Stocks on Wall Street were mixed yesterday after robust US consumer confidence data, while Russian assets rose after major industrialised nations warned of additional sanctions without committing to a particular action.

US consumer confidence rose more than expected in March, climbing to its highest level since January 2008. The report was the latest in a string of positive reads on the economy that supported views that softness early this year was related to bad weather and not weakening fundamentals.

“Investors became momentarily concerned about valuation, but that pullback was healthy, and we could see modest gains from here just because equities remain the most attractive place to be,” said Kristina Hooper, head of portfolio strategies at Allianz Global Investors in New York, which has $475 billion in assets under management.

Biotech shares fell after a rebound at the open, extending their bearish streak for a fifth straight day. Some internet stocks were up after Monday’s mauling.

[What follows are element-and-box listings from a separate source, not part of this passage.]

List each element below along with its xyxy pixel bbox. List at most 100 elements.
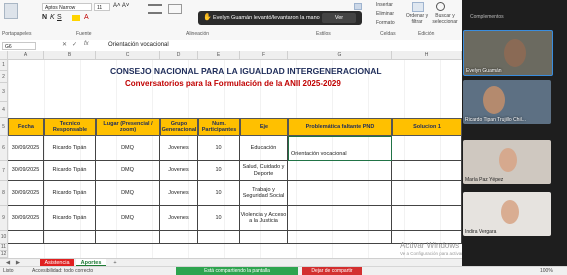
video-panel: Evelyn Guamán Ricardo Tipan Trujillo Chi… (462, 0, 567, 266)
table-cell[interactable]: Ricardo Tipán (44, 206, 96, 231)
col-header-c[interactable]: C (96, 51, 160, 60)
find-select-button[interactable]: Buscar y seleccionar (430, 13, 460, 25)
table-cell[interactable]: Jovenes (160, 136, 198, 161)
name-box[interactable]: G6 (2, 42, 36, 50)
table-cell[interactable]: Salud, Cuidado y Deporte (240, 161, 288, 181)
insert-button[interactable]: Insertar (376, 2, 393, 8)
table-cell[interactable] (392, 206, 462, 231)
table-cell[interactable] (198, 231, 240, 244)
confirm-icon[interactable]: ✓ (72, 41, 77, 48)
table-cell[interactable]: 30/09/2025 (8, 136, 44, 161)
delete-button[interactable]: Eliminar (376, 11, 394, 17)
row-header-11[interactable]: 11 (0, 244, 8, 251)
header-fecha[interactable]: Fecha (8, 118, 44, 136)
table-cell[interactable]: DMQ (96, 181, 160, 206)
table-cell[interactable] (288, 161, 392, 181)
table-cell[interactable]: 30/09/2025 (8, 206, 44, 231)
fill-color-icon[interactable] (72, 15, 80, 21)
table-cell[interactable]: Ricardo Tipán (44, 161, 96, 181)
formula-input[interactable]: Orientación vocacional (108, 42, 169, 48)
row-header-10[interactable]: 10 (0, 231, 8, 244)
sort-filter-button[interactable]: Ordenar y filtrar (404, 13, 430, 25)
table-cell[interactable] (288, 231, 392, 244)
table-cell[interactable] (288, 206, 392, 231)
select-all-corner[interactable] (0, 51, 8, 60)
align-icon[interactable] (148, 4, 162, 14)
table-cell[interactable]: Jovenes (160, 181, 198, 206)
table-cell[interactable]: 10 (198, 206, 240, 231)
table-cell[interactable] (240, 231, 288, 244)
table-cell[interactable]: 10 (198, 181, 240, 206)
participant-tile[interactable]: Ricardo Tipan Trujillo Chil... (463, 80, 551, 124)
font-grow-icon[interactable]: A˄ A˅ (113, 3, 129, 9)
wrap-icon[interactable] (168, 4, 182, 14)
underline-icon[interactable]: S (57, 14, 62, 21)
table-cell[interactable]: Jovenes (160, 206, 198, 231)
header-eje[interactable]: Eje (240, 118, 288, 136)
table-cell[interactable]: Ricardo Tipán (44, 181, 96, 206)
table-cell[interactable] (392, 136, 462, 161)
table-cell[interactable] (96, 231, 160, 244)
table-cell[interactable]: Violencia y Acceso a la Justicia (240, 206, 288, 231)
row-header-9[interactable]: 9 (0, 206, 8, 231)
header-num[interactable]: Num. Participantes (198, 118, 240, 136)
col-header-f[interactable]: F (240, 51, 288, 60)
col-header-g[interactable]: G (288, 51, 392, 60)
italic-icon[interactable]: K (50, 14, 55, 21)
font-size-select[interactable]: 11 (94, 3, 110, 11)
col-header-a[interactable]: A (8, 51, 44, 60)
col-header-d[interactable]: D (160, 51, 198, 60)
table-cell[interactable] (8, 231, 44, 244)
row-header-7[interactable]: 7 (0, 161, 8, 181)
table-cell[interactable]: Jovenes (160, 161, 198, 181)
table-cell[interactable] (392, 181, 462, 206)
table-cell[interactable] (392, 161, 462, 181)
header-tecnico[interactable]: Tecnico Responsable (44, 118, 96, 136)
table-cell[interactable]: Educación (240, 136, 288, 161)
table-cell[interactable]: Ricardo Tipán (44, 136, 96, 161)
row-header-2[interactable]: 2 (0, 71, 8, 83)
table-cell[interactable]: 10 (198, 136, 240, 161)
col-header-b[interactable]: B (44, 51, 96, 60)
sigma-icon[interactable] (354, 3, 362, 10)
participant-tile[interactable]: María Paz Yépez (463, 140, 551, 184)
participant-tile[interactable]: Evelyn Guamán (463, 30, 553, 76)
table-cell[interactable]: 30/09/2025 (8, 181, 44, 206)
row-header-4[interactable]: 4 (0, 102, 8, 118)
font-name-select[interactable]: Aptos Narrow (42, 3, 92, 11)
cancel-icon[interactable]: ✕ (62, 41, 67, 48)
col-header-e[interactable]: E (198, 51, 240, 60)
header-problematica[interactable]: Problemática faltante PND (288, 118, 392, 136)
col-header-h[interactable]: H (392, 51, 462, 60)
row-header-5[interactable]: 5 (0, 118, 8, 136)
search-icon[interactable] (436, 2, 445, 11)
selected-cell-g6[interactable]: Orientación vocacional (288, 136, 392, 161)
accessibility-status[interactable]: Accesibilidad: todo correcto (32, 268, 93, 274)
header-grupo[interactable]: Grupo Generacional (160, 118, 198, 136)
header-solucion[interactable]: Solucion 1 (392, 118, 462, 136)
view-button[interactable]: Ver (322, 13, 356, 23)
fx-icon[interactable]: fx (84, 41, 89, 47)
table-cell[interactable]: DMQ (96, 136, 160, 161)
participant-tile[interactable]: Indira Vergara (463, 192, 551, 236)
sort-filter-icon[interactable] (412, 2, 424, 12)
table-cell[interactable]: DMQ (96, 161, 160, 181)
bold-icon[interactable]: N (42, 14, 47, 21)
row-header-6[interactable]: 6 (0, 136, 8, 161)
row-header-12[interactable]: 12 (0, 251, 8, 258)
table-cell[interactable]: DMQ (96, 206, 160, 231)
row-header-8[interactable]: 8 (0, 181, 8, 206)
font-color-icon[interactable]: A (84, 14, 89, 21)
table-cell[interactable]: 30/09/2025 (8, 161, 44, 181)
row-header-3[interactable]: 3 (0, 83, 8, 102)
table-cell[interactable]: 10 (198, 161, 240, 181)
row-header-1[interactable]: 1 (0, 60, 8, 71)
table-cell[interactable] (288, 181, 392, 206)
table-cell[interactable] (160, 231, 198, 244)
paste-icon[interactable] (4, 3, 18, 19)
table-cell[interactable]: Trabajo y Seguridad Social (240, 181, 288, 206)
header-lugar[interactable]: Lugar (Presencial / zoom) (96, 118, 160, 136)
format-button[interactable]: Formato (376, 20, 395, 26)
table-cell[interactable] (44, 231, 96, 244)
zoom-level[interactable]: 100% (540, 268, 553, 274)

Investor spirits brightened after a meeting of Western leaders ended with little more than fist-shaking at Russia and news emerged that Moscow’s and Kiev’s foreign ministers had held an impromptu first meeting.

Sanctions have been imposed against Moscow for its seizure of Crimea, but investors say asset freezes have had little effect.

Shares in Moscow rose, with the Micex Index gaining two per cent, while the rouble gained one per cent against the dollar.

The Dow Jones industrial average was up 27.62 points, or 0.17 per cent, at 16,304.31. The Standard & Poor’s 500 Index was down 0.31 points, or 0.02 per cent, at 1,857.13. The Nasdaq Composite Index was down 20.16 points, or 0.48 per cent, at 4,206.23

The rebound was an indication that while concerns persist about geopolitical tensions in Ukraine and slowing growth in China, investors were not bearish on equities wholesale.

A measure of world equity markets edged up 0.29 per cent.

Long-dated US debt prices fell and short-dated Treasury prices rose, interrupting a four-day trend in which shorter-dated debt weakened more quickly than longer-term bonds.

Two-year and five-year notes have been the worst performers since Fed chief Janet Yellen’s remarks that the central bank could raise rates six months after its current bond-buying programme ends, suggesting a potential hike by spring of 2015.

That has flattened the yield curve, narrowing the difference between short- and long-dated securities, which suggests more concern about higher rates and a bit less confidence in long-term growth.

Philadelphia Fed President Charles Plosser, a notably hawkish member of the Fed who has argued for an end to the Fed’s monthly bond-buying programme, told CNBC yesterday that Yellen had not made a mistake on her timing for a rate hike.

“We’ve moved a lot since Yellen’s press conference last Wednesday. The flattener is a crowded trade, you are seeing people taking off some positions for event risk,” said Charles Comiskey, head of Treasuries trading at Bank of Nova Scotia in New York.